Prompts are typically stored in .md files. The tool supports the following template syntax inside
of these files in order to augment the prompt and reduce boilerplate:
| Helper / Variable | Description |
|---|---|
{{> embed file='../path/to/file.md' }} |
Embeds the content of the specified file in the current one. |
{{> contextFiles '**/*.foo' }} |
Specifies files that should be passed to the LLM as context when the prompt is executed. Should be a comma-separated string of glob pattern within the environments project code. E.g. {{> contextFiles '**/*.ts, **/*.html' }} passes all .ts and .html files as context. |
{{CLIENT_SIDE_FRAMEWORK_NAME}} |
Insert the name of the client-side framework of the current environment. |
{{FULL_STACK_FRAMEWORK_NAME}} |
Insert the name of the full-stack framework of the current environment. |
If you want to run a set of ratings against a specific prompt, set an object literal in the
executablePrompts array, instead of a string:
executablePrompts: [
// Runs only with the environment-level ratings.
'./prompts/foo/*.md',
// Runs the ratings specific to the `contact-form.md`, as well as the environment-level ones.
{
path: './prompts/bar/contact-form.md',
ratings: contactFormSpecificRatings,
},
];Multistep prompts evaluate workflows composed of one or more stages.

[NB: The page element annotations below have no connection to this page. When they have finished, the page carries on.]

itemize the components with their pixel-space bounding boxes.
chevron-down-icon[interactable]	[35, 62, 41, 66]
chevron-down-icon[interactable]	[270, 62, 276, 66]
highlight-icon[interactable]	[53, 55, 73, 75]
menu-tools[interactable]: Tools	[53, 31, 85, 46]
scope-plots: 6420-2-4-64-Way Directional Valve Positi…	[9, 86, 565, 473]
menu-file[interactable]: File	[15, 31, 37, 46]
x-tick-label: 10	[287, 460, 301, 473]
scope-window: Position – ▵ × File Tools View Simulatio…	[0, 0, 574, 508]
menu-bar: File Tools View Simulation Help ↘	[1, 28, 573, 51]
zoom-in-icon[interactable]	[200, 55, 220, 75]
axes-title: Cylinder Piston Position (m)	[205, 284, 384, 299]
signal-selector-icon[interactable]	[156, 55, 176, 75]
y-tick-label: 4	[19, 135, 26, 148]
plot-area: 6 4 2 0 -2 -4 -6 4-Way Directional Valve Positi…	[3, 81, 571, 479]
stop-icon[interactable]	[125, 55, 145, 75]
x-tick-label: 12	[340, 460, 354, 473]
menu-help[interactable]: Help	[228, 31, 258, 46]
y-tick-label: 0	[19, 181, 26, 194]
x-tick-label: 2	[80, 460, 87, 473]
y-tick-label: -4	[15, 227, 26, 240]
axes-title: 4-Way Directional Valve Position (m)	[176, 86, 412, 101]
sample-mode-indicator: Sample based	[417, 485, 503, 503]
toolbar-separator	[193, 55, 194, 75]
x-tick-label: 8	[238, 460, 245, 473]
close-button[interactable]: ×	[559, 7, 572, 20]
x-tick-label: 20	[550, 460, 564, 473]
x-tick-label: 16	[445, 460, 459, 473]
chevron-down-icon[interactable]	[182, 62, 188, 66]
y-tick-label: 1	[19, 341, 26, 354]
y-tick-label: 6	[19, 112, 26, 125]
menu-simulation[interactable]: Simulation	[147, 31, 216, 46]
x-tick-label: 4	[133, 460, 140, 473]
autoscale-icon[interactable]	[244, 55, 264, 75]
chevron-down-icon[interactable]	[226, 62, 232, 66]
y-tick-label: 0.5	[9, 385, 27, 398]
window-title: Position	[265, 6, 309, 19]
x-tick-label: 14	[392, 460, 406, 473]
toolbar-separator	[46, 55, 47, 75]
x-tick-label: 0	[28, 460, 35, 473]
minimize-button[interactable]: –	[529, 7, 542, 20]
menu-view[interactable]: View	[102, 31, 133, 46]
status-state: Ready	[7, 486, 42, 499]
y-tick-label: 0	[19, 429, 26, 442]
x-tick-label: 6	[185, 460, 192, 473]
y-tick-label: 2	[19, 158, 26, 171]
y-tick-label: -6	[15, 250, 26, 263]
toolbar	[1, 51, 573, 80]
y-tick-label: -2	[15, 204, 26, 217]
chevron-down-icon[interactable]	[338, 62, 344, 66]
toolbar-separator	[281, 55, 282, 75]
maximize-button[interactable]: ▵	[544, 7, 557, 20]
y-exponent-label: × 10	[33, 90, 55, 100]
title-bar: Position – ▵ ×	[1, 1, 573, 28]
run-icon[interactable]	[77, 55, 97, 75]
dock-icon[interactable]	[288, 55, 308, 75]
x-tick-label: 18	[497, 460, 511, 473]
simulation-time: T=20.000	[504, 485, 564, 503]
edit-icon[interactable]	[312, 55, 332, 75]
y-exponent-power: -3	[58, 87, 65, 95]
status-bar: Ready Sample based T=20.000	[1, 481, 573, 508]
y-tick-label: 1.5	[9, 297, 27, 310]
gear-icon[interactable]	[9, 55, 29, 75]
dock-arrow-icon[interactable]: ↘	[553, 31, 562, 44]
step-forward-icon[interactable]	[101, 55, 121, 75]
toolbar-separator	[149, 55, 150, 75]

Steps execute one after another inside the same directory, but are rated individually. The tool
takes
snapshots after each step and includes them in the final report. You can create a multistep prompt
by
passing an instance of the MultiStepPrompt class into the executablePrompts array, for example:
executablePrompts: [
new MultiStepPrompt('./prompts/about-page', {
'step-1': ratingsForFirstStep,
'step-2': [...ratingsForFirstStep, ratingsForSecondStep],
}),
];The first parameter is the directory from which to resolve the individual step prompts.
All files in the directory have to be named step-{number}.md, for example:
my-env/prompts/about-page/step-1.md:
Create an "About us" page.
my-env/prompts/about-page/step-2.md:
Add a contact form to the "About us" page
my-env/prompts/about-page/step-3.md:
Make it so submitting the contact form redirects the user back to the homepage.
The second parameter of MultiStepPrompt defines ratings that should be run only against specific
steps. The key is the name of the step (e.g. step-2) while the value are the ratings that should
run against it.
These properties aren't required for the environment to run, but can be used to configure it further.
Directory into which the LLM-generated files are written, built, executed, and evaluated.
Can be an entire project or a handful of files to be merged with the
projectTemplate (see below)
Used for reducing the boilerplate when setting up an environment, projectTemplate specifies the
path of a project template to be merged together with the files from sourceDirectory, creating
the final project structure against which the evaluation runs.
For example, if the config has
projectTemplate: './templates/angular', sourceDirectory: './project',
the eval runner copies the files from ./templates/angular into the output directory
and then applies the files from ./project on top of them, merging directories and replacing
overlapping files.
Name of the full-stack framework that used in the evaluation, in addition to the
clientSideFramework. If omitted, the fullStackFramework is set to the same value as
the clientSideFramework.
IDs of Model Context Protocol (MCP) servers that are started and exposed to the LLM as a part of the evaluation.
Command used to build the generated code as a part of the evaluation.
Defaults to <package manager> run build.
Command used to start a local dev server as a part of the evaluation.
Defaults to <package manager> run start --port 0.
Command used to run tests against the generated code. If this property is not provided, tests will not be run. The command should exit with code 0 on success and a non-zero exit code on failure. The output from the command (both stdout and stderr) is captured and used for repair attempts if the tests fail. The test command will time out after 4 minutes.